Na quinta-feira (10), a Justiça bloqueou as contas dos três acusados presos de fazer parte de uma quadrilha que produzia e vendia cápsulas que supostamente seriam de fosfoetanolamina. As contas bancárias da falsa ONG Direitos Humanos e Cidadania também foram bloqueadas. O objetivo é cruzar as informações para investigar a relação entre o grupo e a ONG. O G1 não conseguiu contato com a defesa dos envolvidos.
Segundo o delegado João de Ataliba, diretor adjunto da divisão do Consumidor da Polícia Civil de Brasília, muitas famílias caíram no golpe da quadrilha, que usava endereços de quatro instituições, todas falsas. A equipe da EPTV no DF foi a uma casa onde supostamente funcionava a ONG DHC, em Taguatinga. No local, porém, funciona uma loja de produtos odontológicos e também de materiais de limpeza e produtos para festa em geral.
Os comerciantes, que moram em cima da casa, afirmaram desconhecer a ONG e qualquer informação sobre cápsulas de combate ao câncer. O comerciante Valmir Evangelista dos Santos, que tem uma oficina mecânica ao lado da casa há 20 anos, afirmou também desconhecer as informações. "Nunca funcionou ONG, sempre foi residência. Todo mundo aqui se conhece", disse.
Uma análise encomendada pela EPTV para comparar mostras do composto produzido no campus da USP de São Carlos e o fabricado em Conchal aponta que a droga vendida é falsa. “Não são a mesma coisa", disse o pesquisador Gilberto Chierice, coordenador das pesquisas com o composto, que avaliou o resultado do estudo.Chierice também contou que, de acordo com os dados da análise, que apontam grande quantidade de amido, as cápsulas vendidas pelo grupo desmontado pela Polícia Civil não funcionam. “Você não pode dar para uma pessoa amido, derivado da farinha, e ter o mesmo efeito do que uma molécula como essa, que é bioativa”.

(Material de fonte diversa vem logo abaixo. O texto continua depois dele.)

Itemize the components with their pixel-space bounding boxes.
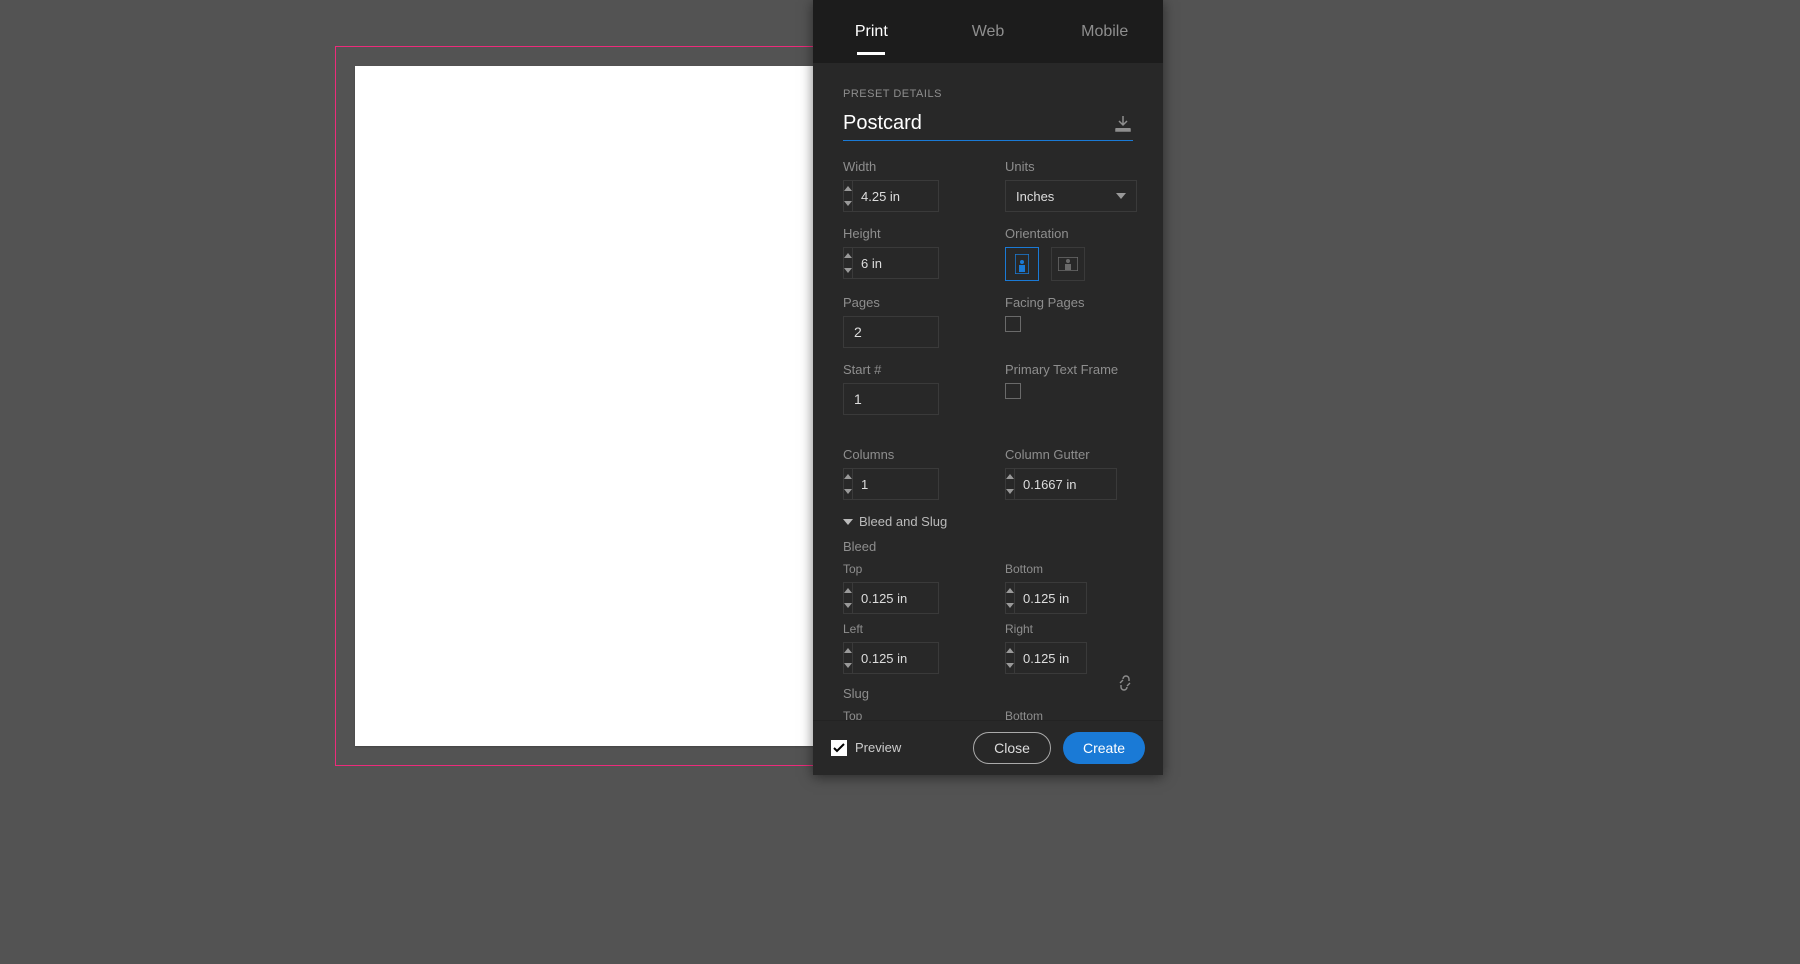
pages-label: Pages bbox=[843, 295, 971, 310]
bleed-top-stepper[interactable] bbox=[843, 582, 939, 614]
new-document-panel: Print Web Mobile PRESET DETAILS Width bbox=[813, 0, 1163, 775]
pages-input[interactable] bbox=[843, 316, 939, 348]
slug-label: Slug bbox=[843, 686, 1133, 701]
preview-checkbox[interactable] bbox=[831, 740, 847, 756]
bleed-right-increment[interactable] bbox=[1006, 643, 1014, 658]
start-num-label: Start # bbox=[843, 362, 971, 377]
portrait-icon bbox=[1015, 254, 1029, 274]
columns-increment[interactable] bbox=[844, 469, 852, 484]
bleed-left-increment[interactable] bbox=[844, 643, 852, 658]
close-button[interactable]: Close bbox=[973, 732, 1051, 764]
chevron-down-icon bbox=[1116, 193, 1126, 199]
landscape-icon bbox=[1058, 257, 1078, 271]
units-label: Units bbox=[1005, 159, 1133, 174]
primary-text-frame-checkbox[interactable] bbox=[1005, 383, 1021, 399]
primary-text-frame-label: Primary Text Frame bbox=[1005, 362, 1133, 377]
bleed-bottom-label: Bottom bbox=[1005, 562, 1133, 576]
tab-print[interactable]: Print bbox=[813, 0, 930, 63]
bleed-left-decrement[interactable] bbox=[844, 658, 852, 673]
orientation-landscape[interactable] bbox=[1051, 247, 1085, 281]
bleed-right-stepper[interactable] bbox=[1005, 642, 1087, 674]
chevron-down-icon bbox=[843, 519, 853, 525]
bleed-left-label: Left bbox=[843, 622, 971, 636]
bleed-right-decrement[interactable] bbox=[1006, 658, 1014, 673]
start-num-input[interactable] bbox=[843, 383, 939, 415]
intent-tabs: Print Web Mobile bbox=[813, 0, 1163, 63]
orientation-label: Orientation bbox=[1005, 226, 1133, 241]
bleed-right-input[interactable] bbox=[1015, 643, 1163, 673]
columns-label: Columns bbox=[843, 447, 971, 462]
height-increment[interactable] bbox=[844, 248, 852, 263]
save-preset-icon[interactable] bbox=[1113, 116, 1133, 132]
bleed-top-decrement[interactable] bbox=[844, 598, 852, 613]
bleed-top-increment[interactable] bbox=[844, 583, 852, 598]
bleed-bottom-decrement[interactable] bbox=[1006, 598, 1014, 613]
width-decrement[interactable] bbox=[844, 196, 852, 211]
preset-name-row bbox=[843, 112, 1133, 141]
column-gutter-input[interactable] bbox=[1015, 469, 1163, 499]
width-stepper[interactable] bbox=[843, 180, 939, 212]
width-increment[interactable] bbox=[844, 181, 852, 196]
bleed-slug-disclosure[interactable]: Bleed and Slug bbox=[843, 514, 1133, 529]
preset-name-input[interactable] bbox=[843, 112, 1113, 135]
preview-label: Preview bbox=[855, 740, 901, 755]
height-label: Height bbox=[843, 226, 971, 241]
orientation-portrait[interactable] bbox=[1005, 247, 1039, 281]
document-preview bbox=[335, 46, 855, 766]
gutter-increment[interactable] bbox=[1006, 469, 1014, 484]
tab-web[interactable]: Web bbox=[930, 0, 1047, 63]
panel-footer: Preview Close Create bbox=[813, 720, 1163, 775]
tab-mobile[interactable]: Mobile bbox=[1046, 0, 1163, 63]
page-preview bbox=[355, 66, 835, 746]
width-label: Width bbox=[843, 159, 971, 174]
column-gutter-label: Column Gutter bbox=[1005, 447, 1133, 462]
create-button[interactable]: Create bbox=[1063, 732, 1145, 764]
units-value: Inches bbox=[1016, 189, 1054, 204]
facing-pages-checkbox[interactable] bbox=[1005, 316, 1021, 332]
bleed-bottom-input[interactable] bbox=[1015, 583, 1163, 613]
columns-decrement[interactable] bbox=[844, 484, 852, 499]
facing-pages-label: Facing Pages bbox=[1005, 295, 1133, 310]
bleed-right-label: Right bbox=[1005, 622, 1133, 636]
bleed-label: Bleed bbox=[843, 539, 1133, 554]
column-gutter-stepper[interactable] bbox=[1005, 468, 1117, 500]
bleed-bottom-stepper[interactable] bbox=[1005, 582, 1087, 614]
panel-body: PRESET DETAILS Width Units bbox=[813, 63, 1163, 775]
height-decrement[interactable] bbox=[844, 263, 852, 278]
bleed-left-stepper[interactable] bbox=[843, 642, 939, 674]
preset-details-label: PRESET DETAILS bbox=[843, 88, 1133, 100]
bleed-top-label: Top bbox=[843, 562, 971, 576]
link-bleed-icon[interactable] bbox=[1117, 675, 1133, 696]
height-stepper[interactable] bbox=[843, 247, 939, 279]
gutter-decrement[interactable] bbox=[1006, 484, 1014, 499]
units-select[interactable]: Inches bbox=[1005, 180, 1137, 212]
bleed-slug-label: Bleed and Slug bbox=[859, 514, 947, 529]
columns-stepper[interactable] bbox=[843, 468, 939, 500]
bleed-bottom-increment[interactable] bbox=[1006, 583, 1014, 598]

O estudo foi encomendado ao Instituto de Pesquisas Tecnológicas (IPT), em São Paulo, após a EPTV comprar cápsulas vendidas pelo grupo. Um funcionário da emissora soube da venda por meio de um site em que pacientes tentam conseguir a substância e, após cinco dias de negociação, fechou a compra de 60 unidades por R$ 180.
O laboratório irregular funcionava em Conchal e, de acordo com o delegado, não tinha higiene nenhuma. Um vídeo gravado pela polícia motra o momento do flagrante.
No local, foram encontrados R$ 56 mil, além de estufas, máquinas encapsuladoras, fornos industriais e várias substâncias químicas para fazer a droga. “No fundo do laboratório havia tonéis acumulando água com criadouro de dengue”, disse o delegado.
No mês passado, o Órgão Especial do Tribunal de Justiça de São Paulo determinou a suspensão do fornecimento da fosfoetanolamina sintética, distribuída pela USP para pacientes com câncer mediante liminares.
DiscussõesA decisão, por maioria de votos, foi tomada após recurso interposto pelo Estado de São Paulo, que argumentou que a substância tem efeitos desconhecidos nos seres humanos, não é considerada um medicamento, não possui o registro necessário perante a autoridade sanitária competente (a Anvisa) e que sua distribuição poderia acarretar graves consequências para os pacientes.
Com isso, pessoas que estavam recebendo as cápsulas deixaram de consumir o composto, desenvolvido há mais de 20 anos pelo pesquisador Gilberto Orivaldo Chierice, professor aposentado do Instituto de Química.